Our colleagues have adopted that seemingly “flexible” standard for particularity where the specific details of claims have been elusive. See, e.g., United States ex rel. Schumann v. AstraZeneca PLC, 2010 WL 4025904 at *10 (E.D.Pa. Oct. 13, 2010) (Ditter, J.); see also United States ex rel. Budike v. PECO Energy, 897 F.Supp.2d 300 (E.D.Pa. 2012) (Surrick, J.). In short, even under our Court of Appeals’s so-called flexible approach to Rule 9(b), a relator must offer particulars to satisfy both the elements of an FCA claim and the Rule 9(b) pleading standards.

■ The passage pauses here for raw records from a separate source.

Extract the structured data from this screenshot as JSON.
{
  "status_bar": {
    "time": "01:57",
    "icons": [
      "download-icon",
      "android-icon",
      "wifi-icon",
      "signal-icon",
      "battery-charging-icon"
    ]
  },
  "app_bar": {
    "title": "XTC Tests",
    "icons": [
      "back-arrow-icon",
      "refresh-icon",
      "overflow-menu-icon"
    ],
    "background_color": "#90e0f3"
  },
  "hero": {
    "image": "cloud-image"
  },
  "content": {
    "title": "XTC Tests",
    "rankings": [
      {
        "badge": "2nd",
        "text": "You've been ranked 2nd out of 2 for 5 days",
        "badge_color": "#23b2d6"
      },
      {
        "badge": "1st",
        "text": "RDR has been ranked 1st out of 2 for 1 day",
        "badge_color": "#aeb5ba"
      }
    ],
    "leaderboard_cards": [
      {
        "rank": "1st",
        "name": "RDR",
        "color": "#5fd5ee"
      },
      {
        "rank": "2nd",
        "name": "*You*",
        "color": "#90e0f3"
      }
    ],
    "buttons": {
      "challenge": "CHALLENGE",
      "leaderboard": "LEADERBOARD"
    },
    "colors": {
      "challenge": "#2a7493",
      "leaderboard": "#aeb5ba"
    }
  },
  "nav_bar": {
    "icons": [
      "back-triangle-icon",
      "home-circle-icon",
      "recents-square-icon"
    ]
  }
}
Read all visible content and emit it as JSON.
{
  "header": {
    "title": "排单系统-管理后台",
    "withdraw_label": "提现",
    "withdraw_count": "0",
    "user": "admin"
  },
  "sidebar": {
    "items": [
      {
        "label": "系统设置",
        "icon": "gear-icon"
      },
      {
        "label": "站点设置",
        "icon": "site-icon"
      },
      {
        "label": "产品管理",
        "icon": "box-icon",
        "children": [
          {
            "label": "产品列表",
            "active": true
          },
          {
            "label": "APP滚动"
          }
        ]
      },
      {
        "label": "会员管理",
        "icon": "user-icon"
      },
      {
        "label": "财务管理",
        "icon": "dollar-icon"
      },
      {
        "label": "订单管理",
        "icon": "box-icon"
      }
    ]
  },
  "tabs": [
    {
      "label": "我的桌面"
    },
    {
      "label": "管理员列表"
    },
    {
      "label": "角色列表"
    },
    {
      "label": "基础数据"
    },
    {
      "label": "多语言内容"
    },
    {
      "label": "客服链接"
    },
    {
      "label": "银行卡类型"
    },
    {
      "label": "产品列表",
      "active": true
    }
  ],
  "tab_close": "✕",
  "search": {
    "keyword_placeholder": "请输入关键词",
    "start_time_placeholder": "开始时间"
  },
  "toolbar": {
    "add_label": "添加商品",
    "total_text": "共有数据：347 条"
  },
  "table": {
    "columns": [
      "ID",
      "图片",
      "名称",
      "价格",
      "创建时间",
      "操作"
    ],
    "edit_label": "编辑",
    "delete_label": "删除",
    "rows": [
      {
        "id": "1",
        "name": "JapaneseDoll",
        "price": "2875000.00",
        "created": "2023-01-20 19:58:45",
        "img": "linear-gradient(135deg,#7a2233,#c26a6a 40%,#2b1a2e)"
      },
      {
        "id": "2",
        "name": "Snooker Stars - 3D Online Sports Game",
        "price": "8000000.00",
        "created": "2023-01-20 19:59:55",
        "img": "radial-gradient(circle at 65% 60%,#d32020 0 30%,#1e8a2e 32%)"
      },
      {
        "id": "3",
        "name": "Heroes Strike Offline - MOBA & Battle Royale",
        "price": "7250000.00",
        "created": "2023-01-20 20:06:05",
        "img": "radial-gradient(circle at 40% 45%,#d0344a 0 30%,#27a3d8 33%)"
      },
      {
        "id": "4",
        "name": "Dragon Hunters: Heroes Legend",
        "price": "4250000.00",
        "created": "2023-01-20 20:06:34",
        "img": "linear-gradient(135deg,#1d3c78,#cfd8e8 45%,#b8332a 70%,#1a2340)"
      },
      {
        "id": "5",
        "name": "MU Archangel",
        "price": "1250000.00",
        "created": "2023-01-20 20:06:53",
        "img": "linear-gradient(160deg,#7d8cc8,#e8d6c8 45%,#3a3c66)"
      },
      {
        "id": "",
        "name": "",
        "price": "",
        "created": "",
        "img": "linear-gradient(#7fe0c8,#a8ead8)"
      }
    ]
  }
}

One who “knowingly presents, or causes to be presented, a false or fraudulent claim for payment or approval,” or “knowingly makes, uses, or causes to be made or used, a false record or statement material to a false or fraudulent claim” faces liability under Section 3729(a)(1)(A) and (B). To establish a prima facie False Claims Act violation, a plaintiff must prove that “(1) the defendant presented or caused to be presented to an agent of the United States a claim for payment; (2) the claim was false or fraudulent; and (3) the defendant knew the claim was false or fraudulent.” Wilkins, 659 F.3d at 305 (citing Schmidt, 386 F.3d at 242). There are two categories of false claims under the FCA, a factually false claim where the claimant misrepresents the goods or services it provided to the Government and a legally false claim where the claimant knowingly falsely certifies compliance with a statute or regulation that is a condition for Government payment. Id. ….

Rule 9(b) permits pleading “based upon information and belief”, particularly where key factual information remains within the defendant’s control. In re Burlington Coat Factory Securities Litigation, 114 F.3d 1410, 1418 (3d Cir. 1997). But such allegations are permissible “only if the pleading sets forth specific facts upon which the belief is reasonably based.” State Farm Mut. Auto. Ins. Co. v. Ficchi, 2012 WL 1578247 at *5 (E.D. Pa. May 4, 2012) (Pratter, J.). District courts in this Circuit have sometimes obliged plaintiffs even in the pleading stage of FCA actions to provide a statement of efforts undertaken to obtain information from the opposing party. See United States ex rel. Bartlett v. Tyrone Hospital, Inc., 234 F.R.D. 113, 122 (W.D.Pa. 2006) (granting defendants’ motion to dismiss). As Judge Buckwalter held in another FCA case, “cursory allegations, made on information and belief alone, are unquestionably insufficient to open the door to broad and burdensome discovery.”